Is this undefined behaviour in C++?

It is well defined.

Reference - C++03 Standard:

Section 5: Expressions, Para 4:

except where noted [e.g. special rules for && and ||], the order of evaluation of operands of individual operators and subexpressions of individual expressions, and the order in which side effects take place, is Unspecified.

While in,

Section 1.9.18

In the evaluation of the following expressions

a && b a || b a ? b : c a , b 

using the built-in meaning of the operators in these expressions, there is a sequence point after the evaluation of the first expression (12).

It is defined. C/C++ do lazy evaluation and it is defined that first the left expression will be calculated and checked. If it is true then the right one will be.

No, because && defines an ordering in which the lhs must be computed before the rhs.

There is a defined order also on ||, ?: and ,. There is not on other operands.

In the comparable:

int x = 0; if (f(&x) & x == 1) { // something } 

Then it's undefined.
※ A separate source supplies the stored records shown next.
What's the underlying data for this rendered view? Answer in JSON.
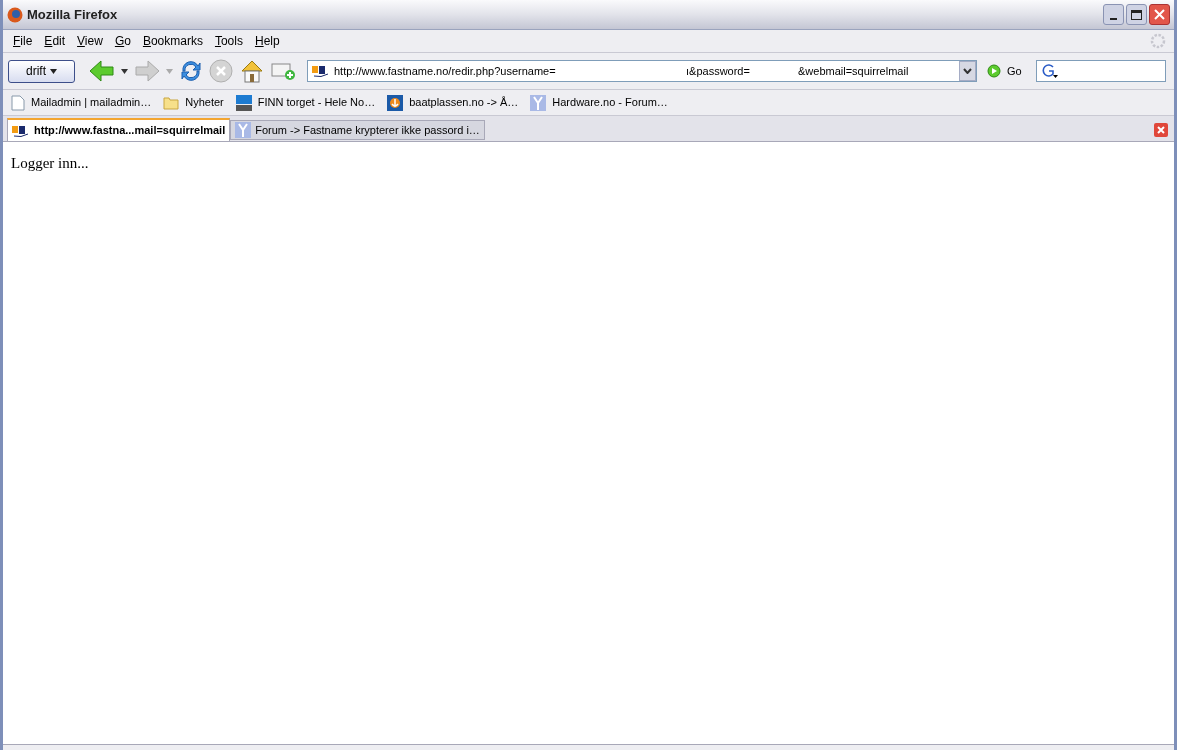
{
  "window": {
    "title": "Mozilla Firefox"
  },
  "menu": [
    "File",
    "Edit",
    "View",
    "Go",
    "Bookmarks",
    "Tools",
    "Help"
  ],
  "toolbar": {
    "profile_button": "drift",
    "url_segments": [
      "http://www.fastname.no/redir.php?username=",
      "ı&password=",
      "&webmail=squirrelmail"
    ],
    "go_button": "Go"
  },
  "bookmarks": [
    {
      "kind": "page",
      "label": "Mailadmin | mailadmin…"
    },
    {
      "kind": "folder",
      "label": "Nyheter"
    },
    {
      "kind": "finn",
      "label": "FINN torget - Hele No…"
    },
    {
      "kind": "anchor",
      "label": "baatplassen.no -> Å…"
    },
    {
      "kind": "hw",
      "label": "Hardware.no - Forum…"
    }
  ],
  "tabs": [
    {
      "label": "http://www.fastna...mail=squirrelmail",
      "selected": true,
      "kind": "fn"
    },
    {
      "label": "Forum -> Fastname krypterer ikke passord i…",
      "selected": false,
      "kind": "hw"
    }
  ],
  "content": {
    "text": "Logger inn..."
  }
}
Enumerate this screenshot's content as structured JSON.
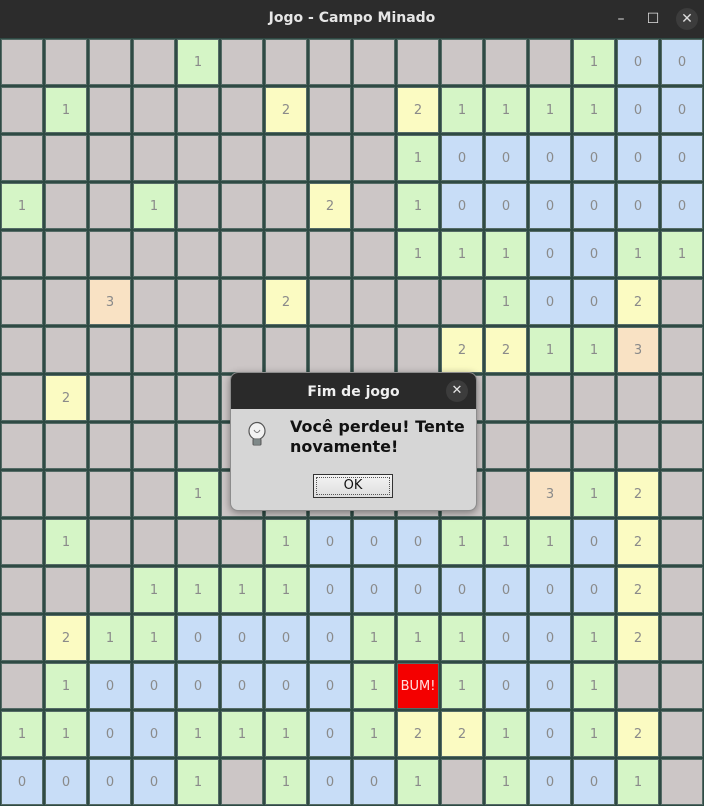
{
  "window": {
    "title": "Jogo - Campo Minado",
    "controls": {
      "minimize": "–",
      "maximize": "☐",
      "close": "✕"
    }
  },
  "board": {
    "rows": 16,
    "cols": 16,
    "cells": [
      [
        "",
        "",
        "",
        "",
        "1",
        "",
        "",
        "",
        "",
        "",
        "",
        "",
        "",
        "1",
        "0",
        "0"
      ],
      [
        "",
        "1",
        "",
        "",
        "",
        "",
        "2",
        "",
        "",
        "2",
        "1",
        "1",
        "1",
        "1",
        "0",
        "0"
      ],
      [
        "",
        "",
        "",
        "",
        "",
        "",
        "",
        "",
        "",
        "1",
        "0",
        "0",
        "0",
        "0",
        "0",
        "0"
      ],
      [
        "1",
        "",
        "",
        "1",
        "",
        "",
        "",
        "2",
        "",
        "1",
        "0",
        "0",
        "0",
        "0",
        "0",
        "0"
      ],
      [
        "",
        "",
        "",
        "",
        "",
        "",
        "",
        "",
        "",
        "1",
        "1",
        "1",
        "0",
        "0",
        "1",
        "1"
      ],
      [
        "",
        "",
        "3",
        "",
        "",
        "",
        "2",
        "",
        "",
        "",
        "",
        "1",
        "0",
        "0",
        "2",
        ""
      ],
      [
        "",
        "",
        "",
        "",
        "",
        "",
        "",
        "",
        "",
        "",
        "2",
        "2",
        "1",
        "1",
        "3",
        ""
      ],
      [
        "",
        "2",
        "",
        "",
        "",
        "",
        "",
        "",
        "",
        "",
        "",
        "",
        "",
        "",
        "",
        ""
      ],
      [
        "",
        "",
        "",
        "",
        "",
        "",
        "",
        "",
        "",
        "",
        "",
        "",
        "",
        "",
        "",
        ""
      ],
      [
        "",
        "",
        "",
        "",
        "1",
        "",
        "",
        "",
        "",
        "",
        "",
        "",
        "3",
        "1",
        "2",
        ""
      ],
      [
        "",
        "1",
        "",
        "",
        "",
        "",
        "1",
        "0",
        "0",
        "0",
        "1",
        "1",
        "1",
        "0",
        "2",
        ""
      ],
      [
        "",
        "",
        "",
        "1",
        "1",
        "1",
        "1",
        "0",
        "0",
        "0",
        "0",
        "0",
        "0",
        "0",
        "2",
        ""
      ],
      [
        "",
        "2",
        "1",
        "1",
        "0",
        "0",
        "0",
        "0",
        "1",
        "1",
        "1",
        "0",
        "0",
        "1",
        "2",
        ""
      ],
      [
        "",
        "1",
        "0",
        "0",
        "0",
        "0",
        "0",
        "0",
        "1",
        "BUM!",
        "1",
        "0",
        "0",
        "1",
        "",
        ""
      ],
      [
        "1",
        "1",
        "0",
        "0",
        "1",
        "1",
        "1",
        "0",
        "1",
        "2",
        "2",
        "1",
        "0",
        "1",
        "2",
        ""
      ],
      [
        "0",
        "0",
        "0",
        "0",
        "1",
        "",
        "1",
        "0",
        "0",
        "1",
        "",
        "1",
        "0",
        "0",
        "1",
        ""
      ]
    ],
    "colors": {
      "hidden": "#ccc6c6",
      "n0": "#c8ddf7",
      "n1": "#d5f5c6",
      "n2": "#fbfbc2",
      "n3": "#f9e2c4",
      "bum": "#f40000"
    }
  },
  "dialog": {
    "title": "Fim de jogo",
    "message": "Você perdeu! Tente novamente!",
    "ok_label": "OK",
    "close_glyph": "✕",
    "icon": "lightbulb-icon"
  }
}
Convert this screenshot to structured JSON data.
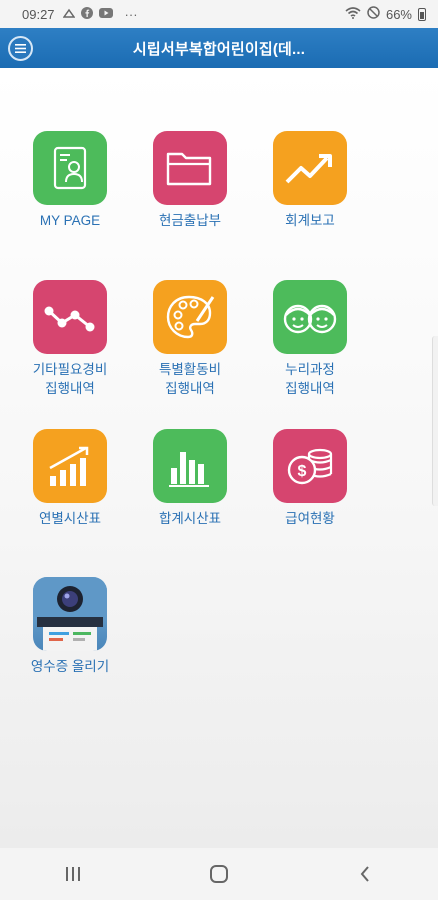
{
  "status_bar": {
    "time": "09:27",
    "dots": "···",
    "battery": "66%",
    "icons": [
      "notification-icon",
      "facebook-icon",
      "youtube-icon",
      "wifi-icon",
      "do-not-disturb-icon",
      "battery-icon"
    ]
  },
  "header": {
    "title": "시립서부복합어린이집(데...",
    "menu_icon": "menu-icon"
  },
  "menu": {
    "items": [
      {
        "label_lines": [
          "MY PAGE"
        ],
        "icon": "profile-card-icon",
        "color": "#4dbb5b"
      },
      {
        "label_lines": [
          "현금출납부"
        ],
        "icon": "folder-icon",
        "color": "#d6456f"
      },
      {
        "label_lines": [
          "회계보고"
        ],
        "icon": "trend-up-icon",
        "color": "#f5a11f"
      },
      {
        "label_lines": [
          "기타필요경비",
          "집행내역"
        ],
        "icon": "line-graph-icon",
        "color": "#d6456f"
      },
      {
        "label_lines": [
          "특별활동비",
          "집행내역"
        ],
        "icon": "palette-icon",
        "color": "#f5a11f"
      },
      {
        "label_lines": [
          "누리과정",
          "집행내역"
        ],
        "icon": "children-faces-icon",
        "color": "#4dbb5b"
      },
      {
        "label_lines": [
          "연별시산표"
        ],
        "icon": "rising-bars-icon",
        "color": "#f5a11f"
      },
      {
        "label_lines": [
          "합계시산표"
        ],
        "icon": "bar-chart-icon",
        "color": "#4dbb5b"
      },
      {
        "label_lines": [
          "급여현황"
        ],
        "icon": "coins-icon",
        "color": "#d6456f"
      },
      {
        "label_lines": [
          "영수증 올리기"
        ],
        "icon": "receipt-scanner-icon",
        "color": "#5f98c7"
      }
    ]
  },
  "nav": {
    "icons": [
      "recent-apps-icon",
      "home-icon",
      "back-icon"
    ]
  }
}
Here both the lhs and rhs will be computed and in either order. This non-shortcutting form of logical and is less common because the short-cutting is normally seen as at least beneficial to performance and often vital to correctness.

It is not undefined behavior. The reason depends on two facts, both are sufficient for giving defined behavior

• A function call and termination is a sequence point
• The '&&' operator is a sequence point

The following is defined behavior too

int f(int *x) { *x = 1; return 1; } int x = 0; if (f(&x) & (x == 1)) { // something } 

However, you don't know whether x == 1 evaluates to true or false, because either the first or the second operand of & can be evaluated first. That's not important for the behavior of this code to be defined, though.

It's not undefined, but it shouldn't compile either, as you're trying to assign a pointer to x (&x) to a reference.

&& will be evaluated from left to right (evaluation will stop, if the left side evaluates false).

Edit: With the change it should compile, but will still be defined (as it doesn't really matter if you use a pointer or reference).

It will pass the address of the local variable x in the caller block as a parameter to f (pointer to int). f will then set the parameter (which is a temporary variable on the stack) to address 1 (this causes no problem) and return 1. Since 1 is true, the if () will move on to evaluate x == 1 which is false, because x in the main block is still 0.

The body of the if block will not be executed.

EDIT

With your new version of the question, the body will be executed, because after f() has returned, x in the calling block is 1.